Cammack’s reason for introducing this legislation is her belief that the 80-20 provision will severely limit access to care at a time when providers are already struggling to serve patients.

“The Biden administration’s proposed ’80/20′ rule would require states to spend billions in new unfunded mandates or force HCBS providers to reduce access to care for those who need it most,” Cammack said in a press statement. “Because of top-down demands from the Biden administration, home care agencies can’t keep up with staffing levels and overall care levels while complying with this rule. It’s putting millions of Americans at a sharp disadvantage and only exacerbating the challenging issues we already face.”

Cammack isn’t the only person that has expressed similar concern about providers’ ability to deliver services under the 80-20 rule.

Leaders at organizations like Home Assist Health, the National Association for Home Care & Hospice (NAHC) and Addus HomeCare Corp. (Nasdaq: ADUS) have spoken out against the rule for similar reasons.

“It compromises our network integrity for care at home,” Sara Wilson, president and CEO of Home Assist Health, previously told Home Health Care News. “It makes me nervous, because it could affect our ability to care for the people who we are here to serve.”
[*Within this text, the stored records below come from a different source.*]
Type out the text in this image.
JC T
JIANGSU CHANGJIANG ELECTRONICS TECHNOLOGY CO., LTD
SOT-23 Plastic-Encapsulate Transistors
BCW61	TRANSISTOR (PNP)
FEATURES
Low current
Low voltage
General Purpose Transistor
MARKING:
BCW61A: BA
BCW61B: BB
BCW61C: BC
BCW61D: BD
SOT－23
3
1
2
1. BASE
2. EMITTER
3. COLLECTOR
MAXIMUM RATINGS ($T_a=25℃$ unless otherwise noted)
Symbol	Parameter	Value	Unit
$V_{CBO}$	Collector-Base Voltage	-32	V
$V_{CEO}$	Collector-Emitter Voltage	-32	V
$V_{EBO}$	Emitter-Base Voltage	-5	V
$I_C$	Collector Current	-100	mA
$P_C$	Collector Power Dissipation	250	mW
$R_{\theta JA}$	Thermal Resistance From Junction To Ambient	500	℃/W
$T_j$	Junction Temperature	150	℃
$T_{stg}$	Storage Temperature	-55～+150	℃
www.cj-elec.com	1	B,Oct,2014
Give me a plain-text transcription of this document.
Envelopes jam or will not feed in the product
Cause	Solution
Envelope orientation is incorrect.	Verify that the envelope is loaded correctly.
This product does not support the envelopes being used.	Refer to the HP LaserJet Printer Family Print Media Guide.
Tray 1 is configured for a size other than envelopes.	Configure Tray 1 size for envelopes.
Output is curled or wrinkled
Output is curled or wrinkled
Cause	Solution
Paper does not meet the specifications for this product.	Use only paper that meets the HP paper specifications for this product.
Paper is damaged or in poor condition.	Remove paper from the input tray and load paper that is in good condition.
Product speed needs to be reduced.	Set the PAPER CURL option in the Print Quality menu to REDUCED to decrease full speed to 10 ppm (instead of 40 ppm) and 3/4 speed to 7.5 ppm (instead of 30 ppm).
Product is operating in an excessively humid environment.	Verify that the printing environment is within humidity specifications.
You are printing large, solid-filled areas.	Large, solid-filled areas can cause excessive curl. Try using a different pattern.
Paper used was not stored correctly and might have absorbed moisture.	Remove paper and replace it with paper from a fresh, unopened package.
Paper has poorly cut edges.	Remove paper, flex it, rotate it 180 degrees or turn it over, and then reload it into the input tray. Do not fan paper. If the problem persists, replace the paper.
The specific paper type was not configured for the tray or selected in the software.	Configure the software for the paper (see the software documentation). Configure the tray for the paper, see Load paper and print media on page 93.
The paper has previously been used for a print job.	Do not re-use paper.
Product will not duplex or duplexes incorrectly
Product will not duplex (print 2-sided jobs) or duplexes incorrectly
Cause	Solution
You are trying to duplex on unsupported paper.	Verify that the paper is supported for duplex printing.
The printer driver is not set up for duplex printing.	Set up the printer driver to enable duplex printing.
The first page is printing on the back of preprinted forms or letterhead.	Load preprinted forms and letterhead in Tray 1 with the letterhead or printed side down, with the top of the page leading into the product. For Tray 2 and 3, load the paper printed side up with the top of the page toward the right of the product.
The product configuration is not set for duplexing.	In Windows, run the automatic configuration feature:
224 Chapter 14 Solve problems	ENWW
NAHC President William A. Dombi took aim at what he believed to be a contradictory rule.

“At its core, the rule is a fundamental contradiction,” Dombi previously told HHCN. “It’s saying, we have all of these things we need to do to improve the quality of care, to improve the lives and the health and safety of individuals. All of those things require administrative expenses to achieve. Yet at the same time, the rule is saying, ‘We’re cutting the available funding for you to implement those same activities we’re requiring.’”

Despite Addus’ pushback against the 80-20 provision, the company believes that it is well-positioned to push for rate increases to combat the rule’s impact. 

“The conclusion is that you have to be big,” Addus CEO Dirk Allison said at the Raymond James conference last month. “That’s not just big nationally, you have to be big in a state. If you look in the states where we are very large, we have a great deal of access to the state government, and can work with them on the reasons why we need increases in rates, which is what it will take for certain state programs to remain competitive, if this goes through. We’re working on that.”